Et pourtant, le Bulletin Officiel du 19 juin 2008 préconise déjà que « l’orthographe révisée est la référence ». Elle avait alors été mieux prise en compte, mais appliquée de façon variable d’un enseignant à un autre. Mais cette orthographe n’annule en aucun cas la précédente, et ses débuts préconisaient déjà une transition très progressive. 

 

À l’époque, le gouvernement de Michel Rocard constatait le déclin de la langue française à l’étranger, et voulait la simplifier afin de mieux l’exporter...

 

Les modifications concernent principalement quelques absurdités orthographiques : par exemple, l’écriture de nénuphar, dont le ph a été introduit en 1935 dans la huitième édition du dictionnaire des Académiciens, en référence à « l’orthographe des botanistes », calqué sur le genre auquel la plante appartient, Nymphéa.

 

Mais le français a eu l’habitude de fixer l’orthographe de ses mots en fonction de leur étymologie, et l’origine du mot, arabo-persanne, serait plus légitime avec son « f » originel, quand le « ph » traduit une étymologie grecque... Et bien sûr, cela semble plus simple à apprendre, parce que plus phonétique. C’est ce qui inquiéterait les détracteurs de la réforme, dénonçant un « nivellement par le bas ». 

 

Les principales modifications concernent entre autres les traits d’union : porte-monnaie peut ainsi devenir portemonnaie, à l’image de portefeuille.
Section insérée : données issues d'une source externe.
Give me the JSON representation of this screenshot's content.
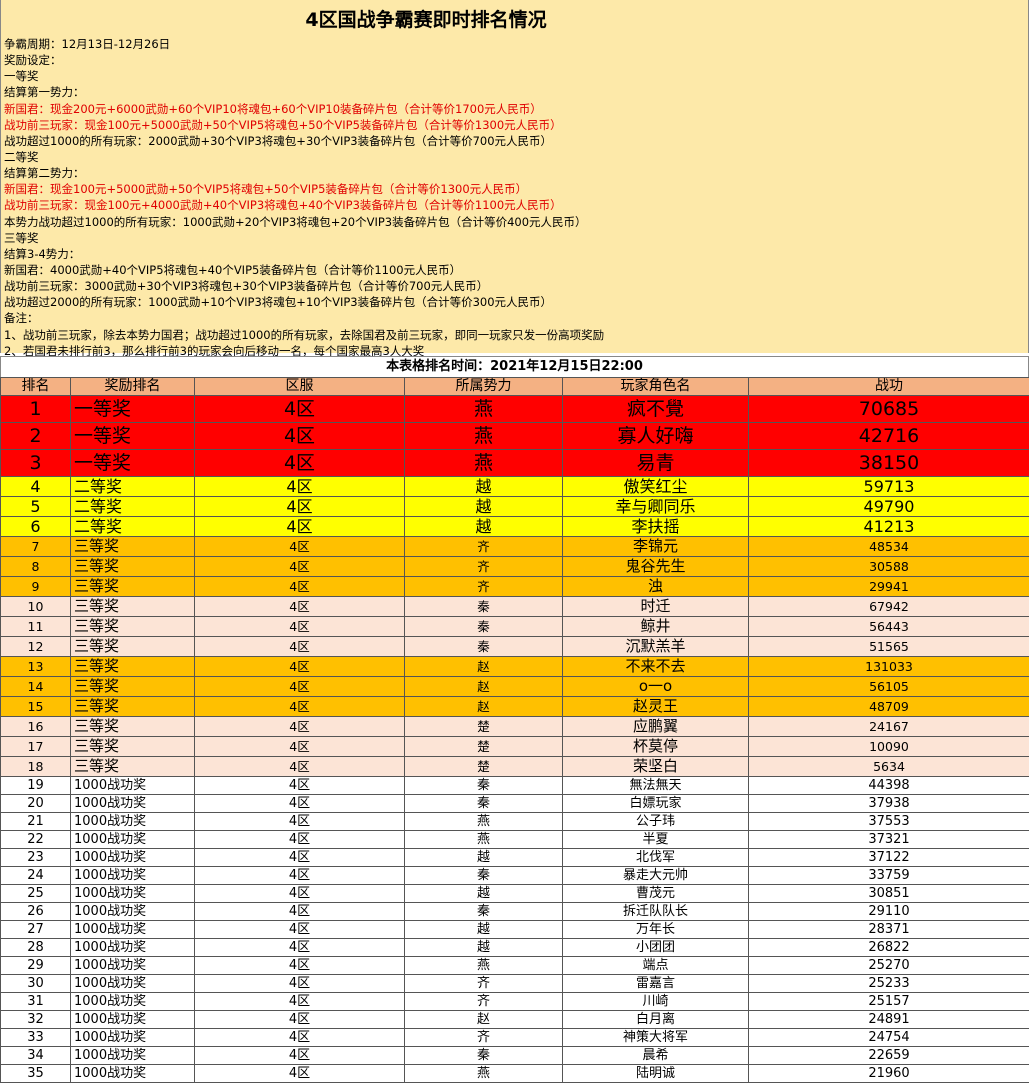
{
  "title": "4区国战争霸赛即时排名情况",
  "info_lines": [
    {
      "text": "争霸周期：12月13日-12月26日",
      "red": false
    },
    {
      "text": "奖励设定：",
      "red": false
    },
    {
      "text": "一等奖",
      "red": false
    },
    {
      "text": "结算第一势力：",
      "red": false
    },
    {
      "text": "新国君：现金200元+6000武勋+60个VIP10将魂包+60个VIP10装备碎片包（合计等价1700元人民币）",
      "red": true
    },
    {
      "text": "战功前三玩家：现金100元+5000武勋+50个VIP5将魂包+50个VIP5装备碎片包（合计等价1300元人民币）",
      "red": true
    },
    {
      "text": "战功超过1000的所有玩家：2000武勋+30个VIP3将魂包+30个VIP3装备碎片包（合计等价700元人民币）",
      "red": false
    },
    {
      "text": "二等奖",
      "red": false
    },
    {
      "text": "结算第二势力：",
      "red": false
    },
    {
      "text": "新国君：现金100元+5000武勋+50个VIP5将魂包+50个VIP5装备碎片包（合计等价1300元人民币）",
      "red": true
    },
    {
      "text": "战功前三玩家：现金100元+4000武勋+40个VIP3将魂包+40个VIP3装备碎片包（合计等价1100元人民币）",
      "red": true
    },
    {
      "text": "本势力战功超过1000的所有玩家：1000武勋+20个VIP3将魂包+20个VIP3装备碎片包（合计等价400元人民币）",
      "red": false
    },
    {
      "text": "三等奖",
      "red": false
    },
    {
      "text": "结算3-4势力：",
      "red": false
    },
    {
      "text": "新国君：4000武勋+40个VIP5将魂包+40个VIP5装备碎片包（合计等价1100元人民币）",
      "red": false
    },
    {
      "text": "战功前三玩家：3000武勋+30个VIP3将魂包+30个VIP3装备碎片包（合计等价700元人民币）",
      "red": false
    },
    {
      "text": "战功超过2000的所有玩家：1000武勋+10个VIP3将魂包+10个VIP3装备碎片包（合计等价300元人民币）",
      "red": false
    },
    {
      "text": "备注：",
      "red": false
    },
    {
      "text": "1、战功前三玩家，除去本势力国君；战功超过1000的所有玩家，去除国君及前三玩家，即同一玩家只发一份高项奖励",
      "red": false
    },
    {
      "text": "2、若国君未排行前3，那么排行前3的玩家会向后移动一名，每个国家最高3人大奖",
      "red": false
    }
  ],
  "timestamp": "本表格排名时间：2021年12月15日22:00",
  "columns": [
    "排名",
    "奖励排名",
    "区服",
    "所属势力",
    "玩家角色名",
    "战功"
  ],
  "rows": [
    {
      "rank": "1",
      "award": "一等奖",
      "server": "4区",
      "faction": "燕",
      "name": "疯不覺",
      "merit": "70685",
      "tier": "t1"
    },
    {
      "rank": "2",
      "award": "一等奖",
      "server": "4区",
      "faction": "燕",
      "name": "寡人好嗨",
      "merit": "42716",
      "tier": "t1"
    },
    {
      "rank": "3",
      "award": "一等奖",
      "server": "4区",
      "faction": "燕",
      "name": "易青",
      "merit": "38150",
      "tier": "t1"
    },
    {
      "rank": "4",
      "award": "二等奖",
      "server": "4区",
      "faction": "越",
      "name": "傲笑红尘",
      "merit": "59713",
      "tier": "t2"
    },
    {
      "rank": "5",
      "award": "二等奖",
      "server": "4区",
      "faction": "越",
      "name": "幸与卿同乐",
      "merit": "49790",
      "tier": "t2"
    },
    {
      "rank": "6",
      "award": "二等奖",
      "server": "4区",
      "faction": "越",
      "name": "李扶摇",
      "merit": "41213",
      "tier": "t2"
    },
    {
      "rank": "7",
      "award": "三等奖",
      "server": "4区",
      "faction": "齐",
      "name": "李锦元",
      "merit": "48534",
      "tier": "t3o"
    },
    {
      "rank": "8",
      "award": "三等奖",
      "server": "4区",
      "faction": "齐",
      "name": "鬼谷先生",
      "merit": "30588",
      "tier": "t3o"
    },
    {
      "rank": "9",
      "award": "三等奖",
      "server": "4区",
      "faction": "齐",
      "name": "浊",
      "merit": "29941",
      "tier": "t3o"
    },
    {
      "rank": "10",
      "award": "三等奖",
      "server": "4区",
      "faction": "秦",
      "name": "时迁",
      "merit": "67942",
      "tier": "t3p"
    },
    {
      "rank": "11",
      "award": "三等奖",
      "server": "4区",
      "faction": "秦",
      "name": "鲸井",
      "merit": "56443",
      "tier": "t3p"
    },
    {
      "rank": "12",
      "award": "三等奖",
      "server": "4区",
      "faction": "秦",
      "name": "沉默羔羊",
      "merit": "51565",
      "tier": "t3p"
    },
    {
      "rank": "13",
      "award": "三等奖",
      "server": "4区",
      "faction": "赵",
      "name": "不来不去",
      "merit": "131033",
      "tier": "t3o"
    },
    {
      "rank": "14",
      "award": "三等奖",
      "server": "4区",
      "faction": "赵",
      "name": "o一o",
      "merit": "56105",
      "tier": "t3o"
    },
    {
      "rank": "15",
      "award": "三等奖",
      "server": "4区",
      "faction": "赵",
      "name": "赵灵王",
      "merit": "48709",
      "tier": "t3o"
    },
    {
      "rank": "16",
      "award": "三等奖",
      "server": "4区",
      "faction": "楚",
      "name": "应鹏翼",
      "merit": "24167",
      "tier": "t3p"
    },
    {
      "rank": "17",
      "award": "三等奖",
      "server": "4区",
      "faction": "楚",
      "name": "杯莫停",
      "merit": "10090",
      "tier": "t3p"
    },
    {
      "rank": "18",
      "award": "三等奖",
      "server": "4区",
      "faction": "楚",
      "name": "荣坚白",
      "merit": "5634",
      "tier": "t3p"
    },
    {
      "rank": "19",
      "award": "1000战功奖",
      "server": "4区",
      "faction": "秦",
      "name": "無法無天",
      "merit": "44398",
      "tier": "t4"
    },
    {
      "rank": "20",
      "award": "1000战功奖",
      "server": "4区",
      "faction": "秦",
      "name": "白嫖玩家",
      "merit": "37938",
      "tier": "t4"
    },
    {
      "rank": "21",
      "award": "1000战功奖",
      "server": "4区",
      "faction": "燕",
      "name": "公子玮",
      "merit": "37553",
      "tier": "t4"
    },
    {
      "rank": "22",
      "award": "1000战功奖",
      "server": "4区",
      "faction": "燕",
      "name": "半夏",
      "merit": "37321",
      "tier": "t4"
    },
    {
      "rank": "23",
      "award": "1000战功奖",
      "server": "4区",
      "faction": "越",
      "name": "北伐军",
      "merit": "37122",
      "tier": "t4"
    },
    {
      "rank": "24",
      "award": "1000战功奖",
      "server": "4区",
      "faction": "秦",
      "name": "暴走大元帅",
      "merit": "33759",
      "tier": "t4"
    },
    {
      "rank": "25",
      "award": "1000战功奖",
      "server": "4区",
      "faction": "越",
      "name": "曹茂元",
      "merit": "30851",
      "tier": "t4"
    },
    {
      "rank": "26",
      "award": "1000战功奖",
      "server": "4区",
      "faction": "秦",
      "name": "拆迁队队长",
      "merit": "29110",
      "tier": "t4"
    },
    {
      "rank": "27",
      "award": "1000战功奖",
      "server": "4区",
      "faction": "越",
      "name": "万年长",
      "merit": "28371",
      "tier": "t4"
    },
    {
      "rank": "28",
      "award": "1000战功奖",
      "server": "4区",
      "faction": "越",
      "name": "小团团",
      "merit": "26822",
      "tier": "t4"
    },
    {
      "rank": "29",
      "award": "1000战功奖",
      "server": "4区",
      "faction": "燕",
      "name": "端点",
      "merit": "25270",
      "tier": "t4"
    },
    {
      "rank": "30",
      "award": "1000战功奖",
      "server": "4区",
      "faction": "齐",
      "name": "雷嘉言",
      "merit": "25233",
      "tier": "t4"
    },
    {
      "rank": "31",
      "award": "1000战功奖",
      "server": "4区",
      "faction": "齐",
      "name": "川崎",
      "merit": "25157",
      "tier": "t4"
    },
    {
      "rank": "32",
      "award": "1000战功奖",
      "server": "4区",
      "faction": "赵",
      "name": "白月离",
      "merit": "24891",
      "tier": "t4"
    },
    {
      "rank": "33",
      "award": "1000战功奖",
      "server": "4区",
      "faction": "齐",
      "name": "神策大将军",
      "merit": "24754",
      "tier": "t4"
    },
    {
      "rank": "34",
      "award": "1000战功奖",
      "server": "4区",
      "faction": "秦",
      "name": "晨希",
      "merit": "22659",
      "tier": "t4"
    },
    {
      "rank": "35",
      "award": "1000战功奖",
      "server": "4区",
      "faction": "燕",
      "name": "陆明诚",
      "merit": "21960",
      "tier": "t4"
    }
  ]
}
Le pluriel des noms composés est également simplifié, et les accents circonflexes ne sont plus obligatoires sur les lettres « i » et « u », sauf dans les terminaisons verbales et si l’accent reste nécessaire pour opérer des distinctions avec d’autres homonymes (« jeûne », « sûr », etc.). D’autres « anomalies » ont également été rectifiées, comme dans le cas de « séries » de mots, qui se trouvent uniformisés : « chariot » devient « charriot » pour se calquer sur « charrette », etc.). 

 

« Depuis au moins une dizaine d’années, des manuels scolaires du primaire intégraient déjà cette nouvelle orthographe », explique Sylvie Marcé, PDG de l’éditeur scolaire Belin, à l’AFP, en précisant que ces manuels porteront « un macaron pour dire cet ouvrage est rédigé avec l’orthographe recommandée ».

 

L’éditeur propose par ailleurs un site dédié, Orthographe recommandée, qui accompagnera les nouveaux manuels. On y retrouvera l’ensemble du récapitulatif présenté. 

 

Michel Lussaut, président du Conseil supérieur des programmes, assure pour sa part : « C’est l’orthographe officielle de la République depuis plus de 25 ans. Ce qui est surprenant, c’est ce que l’on s’en surprenne. » Et d’ajouter : « L’Académie française a fait un travail très précis. Il y avait des anomalies orthographiques liées à des évolutions historiques un peu étranges, donc l’Académie avait vraiment veillé à ce que ces modifications soient compréhensibles, ce n’était absolument pas un bouleversement, plutôt du toilettage. »

 

Mais que tout le monde reste calme, rien n’est « obligatoire », et une tolérance permettra également aux enseignants d’utiliser leur orthographe préférée. Les deux usages vont être amenés à cohabiter pour une durée indéfinie, jusqu’à ce que l’usage, finalement, fasse le vrai tri.